Today, Ontake (also known as Ontakesan) erupted unexpectedly trapping hundreds of people who were hiking on Japan’s second tallest volcano. The eruption appears to have been highly explosive, with pyroclastic flows and an ash column that topped over 5.5 kilometers (18,000 feet). You can see some stunning video of the pyroclastic flows roaring down the valleys on the side of the volcano. It appears that this had to be a fairly large eruption to produce the massive pyroclastic flows captured in the video (although scale is a little hard to discern; see below).

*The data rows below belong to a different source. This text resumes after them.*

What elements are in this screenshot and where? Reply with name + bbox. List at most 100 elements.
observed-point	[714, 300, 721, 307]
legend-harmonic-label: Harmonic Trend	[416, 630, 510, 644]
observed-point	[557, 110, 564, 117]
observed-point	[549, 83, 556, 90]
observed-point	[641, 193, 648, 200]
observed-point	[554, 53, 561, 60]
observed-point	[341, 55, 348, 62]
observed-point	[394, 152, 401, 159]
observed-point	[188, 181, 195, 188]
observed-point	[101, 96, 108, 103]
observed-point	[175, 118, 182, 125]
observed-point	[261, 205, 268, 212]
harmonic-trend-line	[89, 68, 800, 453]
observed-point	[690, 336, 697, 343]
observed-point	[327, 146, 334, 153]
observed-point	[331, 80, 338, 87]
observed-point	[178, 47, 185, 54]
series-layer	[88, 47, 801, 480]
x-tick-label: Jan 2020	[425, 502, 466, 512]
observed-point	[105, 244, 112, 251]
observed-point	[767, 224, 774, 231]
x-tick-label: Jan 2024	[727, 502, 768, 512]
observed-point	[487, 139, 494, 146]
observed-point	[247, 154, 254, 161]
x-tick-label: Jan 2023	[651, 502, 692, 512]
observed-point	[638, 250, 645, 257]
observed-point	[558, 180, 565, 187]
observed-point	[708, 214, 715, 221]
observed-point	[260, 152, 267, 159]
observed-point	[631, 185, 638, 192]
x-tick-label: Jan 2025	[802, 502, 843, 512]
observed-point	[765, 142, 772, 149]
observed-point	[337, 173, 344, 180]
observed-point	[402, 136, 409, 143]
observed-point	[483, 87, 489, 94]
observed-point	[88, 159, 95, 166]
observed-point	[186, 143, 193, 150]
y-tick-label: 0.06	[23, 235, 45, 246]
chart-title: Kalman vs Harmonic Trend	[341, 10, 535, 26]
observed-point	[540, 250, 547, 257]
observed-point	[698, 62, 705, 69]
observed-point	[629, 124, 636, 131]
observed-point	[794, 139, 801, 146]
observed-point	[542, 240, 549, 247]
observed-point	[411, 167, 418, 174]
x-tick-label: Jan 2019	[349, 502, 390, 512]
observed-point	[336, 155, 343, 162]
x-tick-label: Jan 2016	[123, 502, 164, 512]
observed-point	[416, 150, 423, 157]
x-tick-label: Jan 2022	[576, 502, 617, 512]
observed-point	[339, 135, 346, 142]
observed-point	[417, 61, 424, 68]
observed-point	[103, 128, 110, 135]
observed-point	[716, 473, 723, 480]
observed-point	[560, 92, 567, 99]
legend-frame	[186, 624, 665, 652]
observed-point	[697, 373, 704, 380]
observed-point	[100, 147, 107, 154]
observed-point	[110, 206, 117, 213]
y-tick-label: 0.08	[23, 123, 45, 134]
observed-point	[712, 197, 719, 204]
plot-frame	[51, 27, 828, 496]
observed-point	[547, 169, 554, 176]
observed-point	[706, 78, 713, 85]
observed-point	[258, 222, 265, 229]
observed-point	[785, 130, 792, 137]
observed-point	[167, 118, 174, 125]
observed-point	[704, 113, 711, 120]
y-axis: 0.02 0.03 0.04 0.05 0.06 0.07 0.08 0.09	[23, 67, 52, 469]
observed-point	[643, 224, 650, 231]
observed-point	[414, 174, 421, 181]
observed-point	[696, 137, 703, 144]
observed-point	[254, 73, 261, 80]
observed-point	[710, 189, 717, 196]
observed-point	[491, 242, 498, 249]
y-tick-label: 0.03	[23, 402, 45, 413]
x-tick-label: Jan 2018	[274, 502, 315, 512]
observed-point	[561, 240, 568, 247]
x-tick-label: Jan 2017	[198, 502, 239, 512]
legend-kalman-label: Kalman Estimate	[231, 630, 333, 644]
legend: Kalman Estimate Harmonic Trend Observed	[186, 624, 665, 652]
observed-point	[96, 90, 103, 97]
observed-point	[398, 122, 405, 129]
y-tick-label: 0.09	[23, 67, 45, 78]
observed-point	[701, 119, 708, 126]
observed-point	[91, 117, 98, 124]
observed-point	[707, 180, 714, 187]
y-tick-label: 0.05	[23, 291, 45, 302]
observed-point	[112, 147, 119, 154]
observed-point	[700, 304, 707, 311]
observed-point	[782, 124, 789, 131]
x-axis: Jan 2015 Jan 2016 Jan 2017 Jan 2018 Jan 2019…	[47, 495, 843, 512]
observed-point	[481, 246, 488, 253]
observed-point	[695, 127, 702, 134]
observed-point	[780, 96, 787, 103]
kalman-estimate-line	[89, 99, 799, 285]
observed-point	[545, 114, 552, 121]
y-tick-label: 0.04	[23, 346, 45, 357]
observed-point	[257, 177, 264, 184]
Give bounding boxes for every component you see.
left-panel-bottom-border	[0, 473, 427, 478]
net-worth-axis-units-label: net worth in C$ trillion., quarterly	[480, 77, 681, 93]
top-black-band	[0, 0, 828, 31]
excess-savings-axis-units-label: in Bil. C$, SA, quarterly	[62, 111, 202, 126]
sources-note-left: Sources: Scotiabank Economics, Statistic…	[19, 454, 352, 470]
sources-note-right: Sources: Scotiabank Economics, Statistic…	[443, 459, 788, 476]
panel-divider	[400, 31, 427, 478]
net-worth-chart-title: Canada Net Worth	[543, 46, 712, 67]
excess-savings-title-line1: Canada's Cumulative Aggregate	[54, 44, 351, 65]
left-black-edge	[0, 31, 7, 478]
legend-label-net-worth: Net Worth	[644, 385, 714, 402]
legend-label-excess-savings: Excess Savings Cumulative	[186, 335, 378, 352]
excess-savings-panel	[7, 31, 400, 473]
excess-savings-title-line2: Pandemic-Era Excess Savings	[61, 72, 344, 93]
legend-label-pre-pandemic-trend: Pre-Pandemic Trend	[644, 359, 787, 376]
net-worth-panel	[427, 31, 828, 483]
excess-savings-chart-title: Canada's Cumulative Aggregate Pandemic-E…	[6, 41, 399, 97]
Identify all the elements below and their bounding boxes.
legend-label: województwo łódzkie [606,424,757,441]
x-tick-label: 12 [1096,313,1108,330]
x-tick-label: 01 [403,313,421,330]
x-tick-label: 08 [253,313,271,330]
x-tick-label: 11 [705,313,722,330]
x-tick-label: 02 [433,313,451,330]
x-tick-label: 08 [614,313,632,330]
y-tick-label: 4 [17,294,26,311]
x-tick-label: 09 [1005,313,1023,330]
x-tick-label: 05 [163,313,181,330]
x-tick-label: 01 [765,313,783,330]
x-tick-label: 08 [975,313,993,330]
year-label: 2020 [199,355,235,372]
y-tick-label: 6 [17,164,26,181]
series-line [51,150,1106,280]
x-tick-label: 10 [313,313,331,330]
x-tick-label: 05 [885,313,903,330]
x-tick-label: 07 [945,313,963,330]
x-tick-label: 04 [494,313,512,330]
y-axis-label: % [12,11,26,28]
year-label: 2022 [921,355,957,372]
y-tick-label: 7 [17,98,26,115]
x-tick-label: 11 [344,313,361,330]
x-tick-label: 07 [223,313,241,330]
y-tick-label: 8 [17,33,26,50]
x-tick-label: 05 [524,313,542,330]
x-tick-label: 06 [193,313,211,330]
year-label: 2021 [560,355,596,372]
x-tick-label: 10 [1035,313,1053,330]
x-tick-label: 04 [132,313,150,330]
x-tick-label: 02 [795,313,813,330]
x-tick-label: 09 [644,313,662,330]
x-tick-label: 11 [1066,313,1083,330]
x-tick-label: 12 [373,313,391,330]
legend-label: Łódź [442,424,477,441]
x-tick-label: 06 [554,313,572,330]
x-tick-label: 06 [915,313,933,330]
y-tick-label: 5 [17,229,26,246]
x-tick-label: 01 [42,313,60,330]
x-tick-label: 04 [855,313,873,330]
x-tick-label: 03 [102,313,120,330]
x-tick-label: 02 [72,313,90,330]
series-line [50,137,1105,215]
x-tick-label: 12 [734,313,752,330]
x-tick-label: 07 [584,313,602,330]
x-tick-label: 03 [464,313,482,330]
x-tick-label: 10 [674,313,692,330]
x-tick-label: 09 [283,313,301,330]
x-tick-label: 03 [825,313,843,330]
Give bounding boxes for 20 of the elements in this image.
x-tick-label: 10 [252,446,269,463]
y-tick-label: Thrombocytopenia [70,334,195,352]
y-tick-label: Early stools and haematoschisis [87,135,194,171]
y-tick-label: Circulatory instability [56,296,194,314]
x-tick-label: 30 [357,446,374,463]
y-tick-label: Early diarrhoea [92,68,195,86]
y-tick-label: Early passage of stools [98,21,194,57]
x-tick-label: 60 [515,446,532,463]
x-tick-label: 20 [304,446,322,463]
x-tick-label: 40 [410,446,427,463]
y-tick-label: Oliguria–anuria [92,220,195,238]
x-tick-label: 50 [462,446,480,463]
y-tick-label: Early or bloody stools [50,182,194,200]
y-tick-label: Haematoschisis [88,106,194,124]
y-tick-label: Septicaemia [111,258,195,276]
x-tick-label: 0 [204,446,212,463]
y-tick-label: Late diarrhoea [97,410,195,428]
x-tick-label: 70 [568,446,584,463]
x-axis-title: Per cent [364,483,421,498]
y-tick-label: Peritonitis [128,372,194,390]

UPDATE 1:15 PM EDT: First take on the eruption from Dr. Koshun Yamaoka from Nagoya University is that it may have been a phreatic (steam-driven) eruption. From what I’ve seen, it seems big to be purely phreatic so I wouldn’t be surprised if we find that new magma was involved as well. I was confused that Dr. Yamaoka mentioned eruptions from Ontake in 1991 and 2007 – neither appear in the Global Volcanism Program database. It also appears that most hikers have been rescued from the slopes of the volcano as well, with at least 40 people injured and 7 missing so far. At least one person has died as well. Be sure to check out this great video of the eruption as well.
Ash is falling around the entire region and the BBC has some startling images of buildings on the volcano covered in thick white ash. Hikers near the summit have been trapped since the eruption began although some are apparently trying to hike down as the evening falls. Japanese Prime Minister Shinzo Abe has ordered the military to stage a rescue of the remaining hikers trapped on the volcano.
Videos taken by hikers are straight out of a disaster films, with pyroclastic flows looming above the hikers has they try to run downslope. So far, only 8 injuries are reported from the explosive eruption, but with the number of hikers on the volcano at the time of the event, I wouldn’t be surprised to see that number climb. UPDATE: At least one fatality now. You can see several images of the eruption from different vantage points in this article along with a compilation of Tweets over on io9.
Air traffic was also diverted from near the volcano.
Ontake last erupted in 1980, which was a small VEI 1 eruption near the summit. Beyond this, there aren’t many known historic eruptions from the volcano and some of that overall quiet is likely why the volcano is one of the most popular mountains to hike in Japan. Although Japan has one of the most extensive and modern volcano monitoring systems in the world, this eruption appears to have caught everyone off guard as the alert status at Ontake was at its lowest when the eruption occurred (it has now been raised to 3 on a scale of 5).
I’ll try to update this periodically as new information emerges. There appears to be webcam pointed at Ontake as well.